Два дня тянулись речи адвокатов. Таня вызвала Марью
Ивановну. Та пришла. Едва она раскрыла дверь, Таня набрала воздуху крикнуть: «Что с вами?» На пороге стояла старуха с дряблым желтым лицом, напоминавшим старческую женскую грудь. Ничего не рассказывала, не бранилась, сама попросила чаю и выпила только чашку.
Прощаясь, сказала:
– Видно, не сносить нашему Онуфрию Ипатычу головы. Помялась, тяжко дыша, ушла, не подобрав волос под платок.
Таня заметила вошедшей Симочке:
– Хорошо бы, для этой женщины хорошо было бы, если бы сейчас на улице била бы жестокая вьюга, снег, залепляло бы глаза, сносило… Чтобы идти, бороться с погодой и не думать…
Девушка посмотрела на ее пепельное лицо.
– И вам, видно, не легче.
– Я что ж… Я завтра встану. Завтра кончатся реплики сторон… Им остается жить несколько часов. Такое поперек всякому счастью встанет…
Симочка, выйдя в коридор, вздохнула легко, полной грудью, словно вырвалась из больничной палаты.
III
Таня поехала в суд. И как в самом начале, перед зданием клуба скопилась громадная толпа, извозчик ссадил ее у поворота на улицу Коммуны.
– Дальше милиция не пускает, барышня, сами уж как-нибудь доберетесь. Видишь, народ кровь почуял, стекся полюбопытствовать.
Таня побрела, опираясь на палку. У нее, должно быть, был отмеченный мукой особенный вид в скопище зевак.
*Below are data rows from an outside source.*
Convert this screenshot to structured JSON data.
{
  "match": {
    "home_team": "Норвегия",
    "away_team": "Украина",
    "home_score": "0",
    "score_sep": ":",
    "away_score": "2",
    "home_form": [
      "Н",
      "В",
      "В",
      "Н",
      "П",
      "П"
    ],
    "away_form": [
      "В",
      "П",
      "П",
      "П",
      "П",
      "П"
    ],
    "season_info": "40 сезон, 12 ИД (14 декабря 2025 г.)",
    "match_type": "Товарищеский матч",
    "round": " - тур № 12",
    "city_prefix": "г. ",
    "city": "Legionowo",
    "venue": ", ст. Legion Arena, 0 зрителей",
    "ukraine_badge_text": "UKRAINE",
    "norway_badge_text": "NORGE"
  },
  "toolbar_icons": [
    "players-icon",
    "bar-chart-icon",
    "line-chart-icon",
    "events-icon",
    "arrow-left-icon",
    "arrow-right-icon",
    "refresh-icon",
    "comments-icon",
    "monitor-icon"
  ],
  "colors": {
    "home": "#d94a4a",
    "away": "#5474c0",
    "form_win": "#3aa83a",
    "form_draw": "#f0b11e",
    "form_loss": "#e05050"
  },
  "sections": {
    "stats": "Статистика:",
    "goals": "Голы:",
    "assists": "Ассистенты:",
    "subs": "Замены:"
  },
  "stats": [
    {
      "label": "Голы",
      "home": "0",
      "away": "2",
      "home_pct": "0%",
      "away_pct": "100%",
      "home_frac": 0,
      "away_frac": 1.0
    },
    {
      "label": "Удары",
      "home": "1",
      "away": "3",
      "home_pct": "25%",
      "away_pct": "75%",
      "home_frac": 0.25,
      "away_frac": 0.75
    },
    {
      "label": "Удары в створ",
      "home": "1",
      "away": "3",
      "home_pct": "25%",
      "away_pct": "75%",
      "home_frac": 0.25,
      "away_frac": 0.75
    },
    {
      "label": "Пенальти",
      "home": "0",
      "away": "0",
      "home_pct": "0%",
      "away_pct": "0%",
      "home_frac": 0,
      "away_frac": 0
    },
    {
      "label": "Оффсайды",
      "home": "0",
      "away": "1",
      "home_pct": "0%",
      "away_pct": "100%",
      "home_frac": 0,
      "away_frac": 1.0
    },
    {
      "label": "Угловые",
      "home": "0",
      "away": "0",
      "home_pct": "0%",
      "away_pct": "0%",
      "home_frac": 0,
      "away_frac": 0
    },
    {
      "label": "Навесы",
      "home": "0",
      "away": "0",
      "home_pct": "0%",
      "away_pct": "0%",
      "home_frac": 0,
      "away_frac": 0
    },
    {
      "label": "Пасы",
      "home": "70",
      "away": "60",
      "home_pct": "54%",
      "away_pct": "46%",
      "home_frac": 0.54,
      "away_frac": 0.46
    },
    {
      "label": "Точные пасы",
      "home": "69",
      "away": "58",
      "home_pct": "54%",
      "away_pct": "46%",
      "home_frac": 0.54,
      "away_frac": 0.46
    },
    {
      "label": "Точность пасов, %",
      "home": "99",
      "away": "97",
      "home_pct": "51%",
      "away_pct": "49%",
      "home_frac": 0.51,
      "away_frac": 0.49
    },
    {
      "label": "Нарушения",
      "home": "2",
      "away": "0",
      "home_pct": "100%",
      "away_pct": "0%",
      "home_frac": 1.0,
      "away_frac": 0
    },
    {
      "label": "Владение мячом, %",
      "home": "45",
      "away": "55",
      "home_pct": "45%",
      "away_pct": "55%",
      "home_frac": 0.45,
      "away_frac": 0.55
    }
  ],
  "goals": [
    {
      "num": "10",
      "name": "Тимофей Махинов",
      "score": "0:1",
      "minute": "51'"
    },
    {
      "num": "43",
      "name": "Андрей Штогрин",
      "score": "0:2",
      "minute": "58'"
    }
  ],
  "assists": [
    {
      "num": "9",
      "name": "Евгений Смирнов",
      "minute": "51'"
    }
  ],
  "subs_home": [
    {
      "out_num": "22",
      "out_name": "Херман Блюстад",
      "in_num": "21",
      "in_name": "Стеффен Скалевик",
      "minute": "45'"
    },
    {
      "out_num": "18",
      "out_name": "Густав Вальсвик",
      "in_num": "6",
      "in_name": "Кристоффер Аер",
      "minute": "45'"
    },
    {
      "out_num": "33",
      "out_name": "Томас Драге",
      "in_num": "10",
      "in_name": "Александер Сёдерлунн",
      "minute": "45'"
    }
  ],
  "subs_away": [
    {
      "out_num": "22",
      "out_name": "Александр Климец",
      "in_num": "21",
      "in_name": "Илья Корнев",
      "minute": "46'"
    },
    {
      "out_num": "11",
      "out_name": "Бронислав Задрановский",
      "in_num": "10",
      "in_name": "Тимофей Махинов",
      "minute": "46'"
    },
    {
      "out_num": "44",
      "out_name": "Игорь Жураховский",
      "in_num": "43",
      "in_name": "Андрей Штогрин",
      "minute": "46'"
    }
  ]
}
Кто-то заметил вслед, что это жена главного преступника.
Самый воздух клуба отличался от городского. В нем носился тот же зловещий запах аптеки, как в ветре норда. В
коридорах было странно просторно, очевидно, строже следили за пропусками.
Подняла портьеру. Вместе с духотой зала ударило металлическим окриком:
– Именно для Веремиенко я требую высшей меры наказания.
Память пресеклась, как дыхание. Через несколько мгновений она обрела себя прислонившейся к стене.
Слабый старческий голос проникал в уши:
– Суд удаляется на совещание.
День потек невероятно медленно, тяжелый, как ртуть.